Tuesday, April 14, 2009

Questioning K'Naan

Thanks for this eloquent first-person account.

To paraphrase Michael Franti & Spearhead, we can machine the world to pieces, but we can't machine it into peace. And Pres. Morales of Bolivia said, what say you?

PRESIDENT EVO MORALES: [translated] Thank you very much for the invitation and for this kind interview. I’m very pleased, as always, to talk with you and share our proposals on behalf of life.

I’ve come at the invitation of the Permanent Forum of Indigenous Peoples of the United Nations. I was, as a union—to share experiences on climate change, first as a peasant union leader and second as a president.

Unfortunately, the so-called developing countries are the hardest hit by natural phenomena. These natural phenomena are a result of the unbridled industrialization of the Western countries.

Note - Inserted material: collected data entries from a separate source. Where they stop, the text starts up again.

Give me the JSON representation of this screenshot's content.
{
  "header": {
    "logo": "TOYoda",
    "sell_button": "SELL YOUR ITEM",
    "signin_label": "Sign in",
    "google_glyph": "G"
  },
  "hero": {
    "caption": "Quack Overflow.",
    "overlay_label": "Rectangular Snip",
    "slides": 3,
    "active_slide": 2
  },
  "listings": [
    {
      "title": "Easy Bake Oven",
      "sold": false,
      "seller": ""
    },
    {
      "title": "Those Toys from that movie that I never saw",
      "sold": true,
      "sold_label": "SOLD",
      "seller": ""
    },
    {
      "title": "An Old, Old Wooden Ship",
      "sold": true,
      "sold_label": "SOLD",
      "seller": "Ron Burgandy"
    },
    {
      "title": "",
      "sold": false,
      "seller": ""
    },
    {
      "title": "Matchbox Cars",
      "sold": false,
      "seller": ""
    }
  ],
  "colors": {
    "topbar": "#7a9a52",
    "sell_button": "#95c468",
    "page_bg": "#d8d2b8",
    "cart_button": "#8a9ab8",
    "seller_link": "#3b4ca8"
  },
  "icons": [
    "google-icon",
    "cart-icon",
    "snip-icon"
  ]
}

I think that the countries of the West are under an obligation to see how they can pay the environmental debt to reduce harm to the planet earth. The planet earth has suffered a death warrant [sic, poss. "wound"] and must be saved, and that means saving planet earth is to save life and to save humankind.

But there are other factors that are leading to the inflation in prices for some agricultural goods, ... And it’s not possible to understand in this new millennium how there are governments, presidents, institutions that are more interested in a heap of metal than in life. They’re more interested in fueling luxury cars than in feeding human beings.

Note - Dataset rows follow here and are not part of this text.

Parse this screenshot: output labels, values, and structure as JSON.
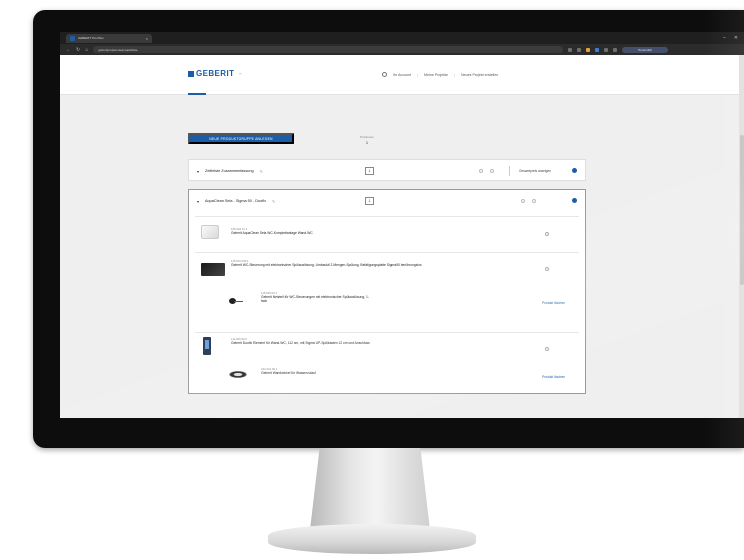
{
  "browser": {
    "tab_title": "GEBERIT Pro Plan",
    "tab_close": "×",
    "url": "geberitproplan.de/projekt/liste",
    "profile_label": "Persönlich"
  },
  "header": {
    "logo": "GEBERIT",
    "logo_tm": "™",
    "nav": [
      {
        "label": "Ihr Account"
      },
      {
        "label": "Meine Projekte"
      },
      {
        "label": "Neues Projekt erstellen"
      }
    ]
  },
  "toolbar": {
    "primary_label": "NEUE PRODUKTGRUPPE ANLEGEN",
    "count_label": "Positionen",
    "count_value": "1"
  },
  "section1": {
    "title": "Zeitleiste Zusammenfassung",
    "qty": "1",
    "right_label": "Gesamtpreis anzeigen"
  },
  "section2": {
    "title": "AquaClean Sela - Sigma 50 - Duofix",
    "qty": "1",
    "items": [
      {
        "code": "146.222.11.1",
        "name": "Geberit AquaClean Sela WC-Komplettanlage Wand-WC"
      },
      {
        "code": "115.670.DW.1",
        "name": "Geberit WC-Steuerung mit elektronischer Spülauslösung, Umbaukit 2-Mengen-Spülung, Betätigungsplatte Sigma50 berührungslos"
      },
      {
        "code": "115.635.00.1",
        "name": "Geberit Netzteil für WC-Steuerungen mit elektronischer Spülauslösung, 1-fach",
        "link": "Produkt löschen"
      },
      {
        "code": "111.300.00.5",
        "name": "Geberit Duofix Element für Wand-WC, 112 cm, mit Sigma UP-Spülkasten 12 cm und Anschluss"
      },
      {
        "code": "242.001.00.1",
        "name": "Geberit Wandwinkel für Wasserzulauf",
        "link": "Produkt löschen"
      }
    ]
  },
  "icons": {
    "chevron": "chevron-down-icon",
    "pencil": "pencil-icon",
    "info": "info-icon",
    "user": "user-icon"
  },
  "colors": {
    "brand": "#1b5da9"
  }
}
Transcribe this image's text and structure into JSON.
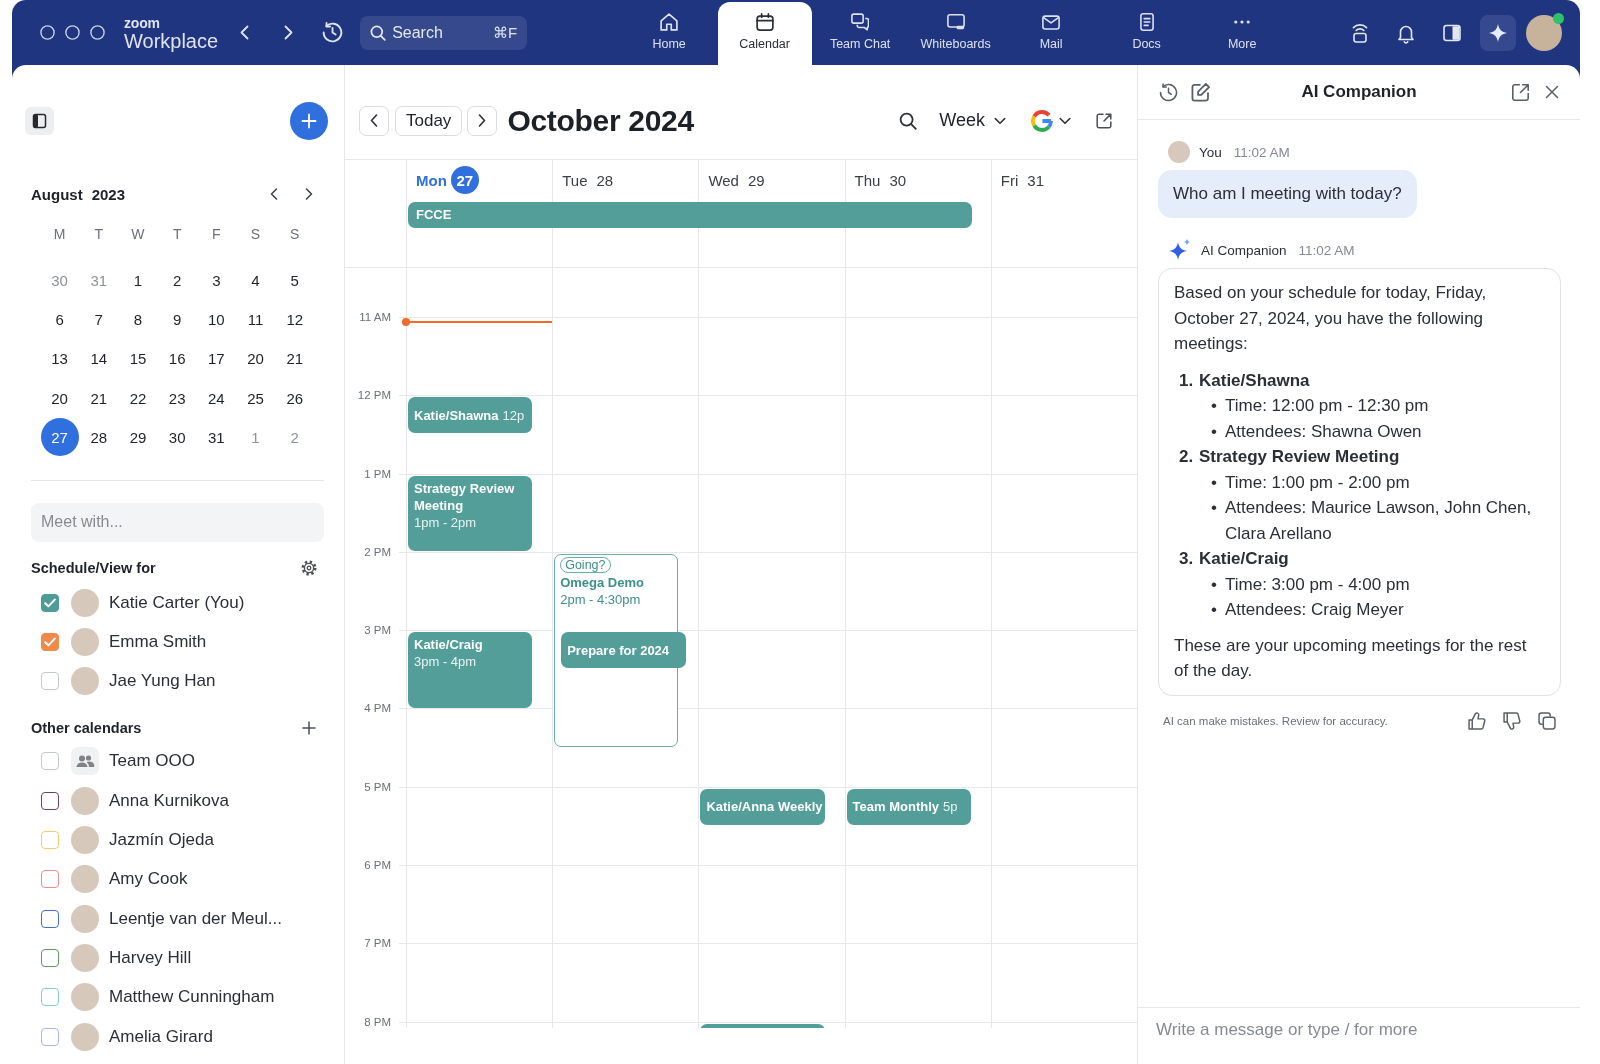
{
  "top_bar": {
    "logo_small": "zoom",
    "logo": "Workplace",
    "search": {
      "placeholder": "Search",
      "shortcut": "⌘F"
    },
    "nav": [
      {
        "label": "Home",
        "selected": false
      },
      {
        "label": "Calendar",
        "selected": true
      },
      {
        "label": "Team Chat",
        "selected": false
      },
      {
        "label": "Whiteboards",
        "selected": false
      },
      {
        "label": "Mail",
        "selected": false
      },
      {
        "label": "Docs",
        "selected": false
      },
      {
        "label": "More",
        "selected": false
      }
    ],
    "actions": [
      {
        "selected": false
      },
      {
        "selected": false
      },
      {
        "selected": false
      },
      {
        "selected": true
      }
    ],
    "user": {
      "online": true
    }
  },
  "sidebar": {
    "mini_calendar": {
      "month": "August",
      "year": "2023",
      "weekdays": [
        "M",
        "T",
        "W",
        "T",
        "F",
        "S",
        "S"
      ],
      "weeks": [
        [
          {
            "day": "30",
            "in_month": false,
            "selected": false
          },
          {
            "day": "31",
            "in_month": false,
            "selected": false
          },
          {
            "day": "1",
            "in_month": true,
            "selected": false
          },
          {
            "day": "2",
            "in_month": true,
            "selected": false
          },
          {
            "day": "3",
            "in_month": true,
            "selected": false
          },
          {
            "day": "4",
            "in_month": true,
            "selected": false
          },
          {
            "day": "5",
            "in_month": true,
            "selected": false
          }
        ],
        [
          {
            "day": "6",
            "in_month": true,
            "selected": false
          },
          {
            "day": "7",
            "in_month": true,
            "selected": false
          },
          {
            "day": "8",
            "in_month": true,
            "selected": false
          },
          {
            "day": "9",
            "in_month": true,
            "selected": false
          },
          {
            "day": "10",
            "in_month": true,
            "selected": false
          },
          {
            "day": "11",
            "in_month": true,
            "selected": false
          },
          {
            "day": "12",
            "in_month": true,
            "selected": false
          }
        ],
        [
          {
            "day": "13",
            "in_month": true,
            "selected": false
          },
          {
            "day": "14",
            "in_month": true,
            "selected": false
          },
          {
            "day": "15",
            "in_month": true,
            "selected": false
          },
          {
            "day": "16",
            "in_month": true,
            "selected": false
          },
          {
            "day": "17",
            "in_month": true,
            "selected": false
          },
          {
            "day": "20",
            "in_month": true,
            "selected": false
          },
          {
            "day": "21",
            "in_month": true,
            "selected": false
          }
        ],
        [
          {
            "day": "20",
            "in_month": true,
            "selected": false
          },
          {
            "day": "21",
            "in_month": true,
            "selected": false
          },
          {
            "day": "22",
            "in_month": true,
            "selected": false
          },
          {
            "day": "23",
            "in_month": true,
            "selected": false
          },
          {
            "day": "24",
            "in_month": true,
            "selected": false
          },
          {
            "day": "25",
            "in_month": true,
            "selected": false
          },
          {
            "day": "26",
            "in_month": true,
            "selected": false
          }
        ],
        [
          {
            "day": "27",
            "in_month": true,
            "selected": true
          },
          {
            "day": "28",
            "in_month": true,
            "selected": false
          },
          {
            "day": "29",
            "in_month": true,
            "selected": false
          },
          {
            "day": "30",
            "in_month": true,
            "selected": false
          },
          {
            "day": "31",
            "in_month": true,
            "selected": false
          },
          {
            "day": "1",
            "in_month": false,
            "selected": false
          },
          {
            "day": "2",
            "in_month": false,
            "selected": false
          }
        ]
      ]
    },
    "meet_with": {
      "placeholder": "Meet with..."
    },
    "schedule": {
      "title": "Schedule/View for",
      "people": [
        {
          "name": "Katie Carter (You)",
          "kind": "person",
          "checked": true,
          "color": "#4f9c96"
        },
        {
          "name": "Emma Smith",
          "kind": "person",
          "checked": true,
          "color": "#f08a4b"
        },
        {
          "name": "Jae Yung Han",
          "kind": "person",
          "checked": false,
          "color": "#c4c8cf"
        }
      ]
    },
    "other_calendars": {
      "title": "Other calendars",
      "items": [
        {
          "name": "Team OOO",
          "kind": "group",
          "checked": false,
          "color": "#c4c8cf"
        },
        {
          "name": "Anna Kurnikova",
          "kind": "person",
          "checked": false,
          "color": "#6e3f6e"
        },
        {
          "name": "Jazmín Ojeda",
          "kind": "person",
          "checked": false,
          "color": "#f4c87a"
        },
        {
          "name": "Amy Cook",
          "kind": "person",
          "checked": false,
          "color": "#e88e8e"
        },
        {
          "name": "Leentje van der Meul...",
          "kind": "person",
          "checked": false,
          "color": "#4a6cc2"
        },
        {
          "name": "Harvey Hill",
          "kind": "person",
          "checked": false,
          "color": "#5b9a5e"
        },
        {
          "name": "Matthew Cunningham",
          "kind": "person",
          "checked": false,
          "color": "#86cfc8"
        },
        {
          "name": "Amelia Girard",
          "kind": "person",
          "checked": false,
          "color": "#a8b8e8"
        }
      ]
    }
  },
  "calendar": {
    "today_button": "Today",
    "title": "October 2024",
    "view": "Week",
    "days": [
      {
        "weekday": "Mon",
        "date": "27",
        "today": true,
        "current_time": true,
        "events": [
          {
            "title": "Katie/Shawna",
            "time": "12p",
            "kind": "busy"
          },
          {
            "title": "Strategy Review Meeting",
            "time": "1pm - 2pm",
            "kind": "busy"
          },
          {
            "title": "Katie/Craig",
            "time": "3pm - 4pm",
            "kind": "busy"
          }
        ]
      },
      {
        "weekday": "Tue",
        "date": "28",
        "today": false,
        "events": [
          {
            "status": "Going?",
            "title": "Omega Demo",
            "time": "2pm - 4:30pm",
            "kind": "tentative"
          },
          {
            "title": "Prepare for 2024",
            "kind": "busy"
          }
        ]
      },
      {
        "weekday": "Wed",
        "date": "29",
        "today": false,
        "events": [
          {
            "title": "Katie/Anna Weekly",
            "kind": "busy"
          },
          {
            "kind": "busy"
          }
        ]
      },
      {
        "weekday": "Thu",
        "date": "30",
        "today": false,
        "events": [
          {
            "title": "Team Monthly",
            "time": "5p",
            "kind": "busy"
          }
        ]
      },
      {
        "weekday": "Fri",
        "date": "31",
        "today": false
      }
    ],
    "all_day": [
      {
        "title": "FCCE"
      }
    ],
    "hours": [
      "11 AM",
      "12 PM",
      "1 PM",
      "2 PM",
      "3 PM",
      "4 PM",
      "5 PM",
      "6 PM",
      "7 PM",
      "8 PM"
    ]
  },
  "ai_panel": {
    "title": "AI Companion",
    "messages": [
      {
        "kind": "user",
        "sender": "You",
        "time": "11:02 AM",
        "text": "Who am I meeting with today?"
      },
      {
        "kind": "assistant",
        "sender": "AI Companion",
        "time": "11:02 AM",
        "intro": "Based on your schedule for today, Friday, October 27, 2024, you have the following meetings:",
        "items": [
          {
            "number": "1.",
            "title": "Katie/Shawna",
            "bullets": [
              {
                "marker": "•",
                "text": "Time: 12:00 pm - 12:30 pm"
              },
              {
                "marker": "•",
                "text": "Attendees: Shawna Owen"
              }
            ]
          },
          {
            "number": "2.",
            "title": "Strategy Review Meeting",
            "bullets": [
              {
                "marker": "•",
                "text": "Time: 1:00 pm - 2:00 pm"
              },
              {
                "marker": "•",
                "text": "Attendees: Maurice Lawson, John Chen, Clara Arellano"
              }
            ]
          },
          {
            "number": "3.",
            "title": "Katie/Craig",
            "bullets": [
              {
                "marker": "•",
                "text": "Time: 3:00 pm - 4:00 pm"
              },
              {
                "marker": "•",
                "text": "Attendees: Craig Meyer"
              }
            ]
          }
        ],
        "outro": "These are your upcoming meetings for the rest of the day."
      }
    ],
    "disclaimer": "AI can make mistakes. Review for accuracy.",
    "composer": {
      "placeholder": "Write a message or type / for more"
    }
  }
}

That’s where we raise a question. First, land is to be for life and not land for scrap metal or a heap of metal. And while some presidents and some international organizations want to implement measures of this sort, well, I believe very much in the social movements. ... and we need to wake up some presidents and international organizations before this problem of hunger that’s suffered by families and hectares of land being earmarked to cars rather than people goes any further. [End quote.] Pres. Morales on Democracy Now! 24 April 08

Our world is fatally overmechanized. When the tsunami struck, the sea puked up the poisons dumped by the real pirates here, sickening your people, stealing their livelihoods. And now, more white men in more metal machines are on the way to escalate another bogus war.

Why is it that perpetual bogus "holy" war is the only way we know of being in the world? It's the mythology!

The myth of the cosmos as Newtonian mechanism needs to die now. We are organic beings who conceive of our selves and our ultimate Source as machines, that's our problem. And we help the Machine Men defeat us when we champion the same damn myths that oppress us.

As a fellow poet, K'naan, I'm curious: what do you think of Morales's rejection of mechanism as a way of life?